Recently I have again been thinking back on my frequent trips to London this spring and summer... the truly amazing times I had visiting Alisdair (& Tom). It now seems like a very encapsulated period - so remote and yet so vivid still. Its soundtrack is Pink's I'm Not Dead (and this is also what has made me think of it again).
I mourn those times, I truly do. I know, rationally, that they weren't always that rosy, that I was often upset or confused. I'm idealising retrospectively, but so what? It's better to hold on to the good memories than to dwell on the bad, right? (and God knows I'm an expert at that.)
I know what I had then can never be repeated. Things have changed. This is infinitely sad, tho it was a long time coming I guess. But I recognised something else tonight: for years I used to think of the very first squiZZvisits to Luxembourg as the best times I ever had with him - often it seemed as if it only went downhill from there.

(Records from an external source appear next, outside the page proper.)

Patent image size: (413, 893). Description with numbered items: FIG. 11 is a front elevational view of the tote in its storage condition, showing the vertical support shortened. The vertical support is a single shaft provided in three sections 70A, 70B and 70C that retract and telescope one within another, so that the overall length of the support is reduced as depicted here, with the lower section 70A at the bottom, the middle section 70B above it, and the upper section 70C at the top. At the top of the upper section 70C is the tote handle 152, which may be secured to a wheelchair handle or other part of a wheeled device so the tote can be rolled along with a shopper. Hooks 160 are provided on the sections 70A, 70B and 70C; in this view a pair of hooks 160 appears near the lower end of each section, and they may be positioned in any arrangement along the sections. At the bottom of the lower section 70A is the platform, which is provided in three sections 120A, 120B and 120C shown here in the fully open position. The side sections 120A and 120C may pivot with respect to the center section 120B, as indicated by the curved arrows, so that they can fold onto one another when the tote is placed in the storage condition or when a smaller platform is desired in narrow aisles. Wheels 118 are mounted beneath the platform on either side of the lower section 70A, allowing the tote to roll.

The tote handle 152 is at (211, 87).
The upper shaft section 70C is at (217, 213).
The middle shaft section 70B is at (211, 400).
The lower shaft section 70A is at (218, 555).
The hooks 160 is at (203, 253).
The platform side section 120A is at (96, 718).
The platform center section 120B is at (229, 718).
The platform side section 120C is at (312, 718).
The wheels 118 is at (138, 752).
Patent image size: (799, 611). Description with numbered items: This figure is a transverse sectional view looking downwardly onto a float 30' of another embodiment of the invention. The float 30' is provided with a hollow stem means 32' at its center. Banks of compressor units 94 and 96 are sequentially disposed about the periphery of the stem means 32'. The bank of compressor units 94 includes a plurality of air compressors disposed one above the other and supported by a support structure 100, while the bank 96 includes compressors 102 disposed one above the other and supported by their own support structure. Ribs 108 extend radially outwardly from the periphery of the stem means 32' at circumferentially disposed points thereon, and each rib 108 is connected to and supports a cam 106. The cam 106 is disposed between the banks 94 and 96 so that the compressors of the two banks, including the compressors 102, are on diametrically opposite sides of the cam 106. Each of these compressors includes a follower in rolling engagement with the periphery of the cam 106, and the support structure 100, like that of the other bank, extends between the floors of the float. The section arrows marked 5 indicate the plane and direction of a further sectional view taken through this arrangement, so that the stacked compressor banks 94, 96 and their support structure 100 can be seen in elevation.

But I think I can say now (I haven't yet decided for sure) that this summer, generally speaking, topped those. And this is strangely comforting - I/we still managed to get something truly great out of our friendship, after all the shit and hassle. Even if, in the end, I realised that on average it probably causes me too much hurt to make it worth it. (but this too is something I haven't yet decided for sure - which is why I'm still here I guess, thinking out loud. heh.)
I can't decide... is this a positive entry, or a negative one?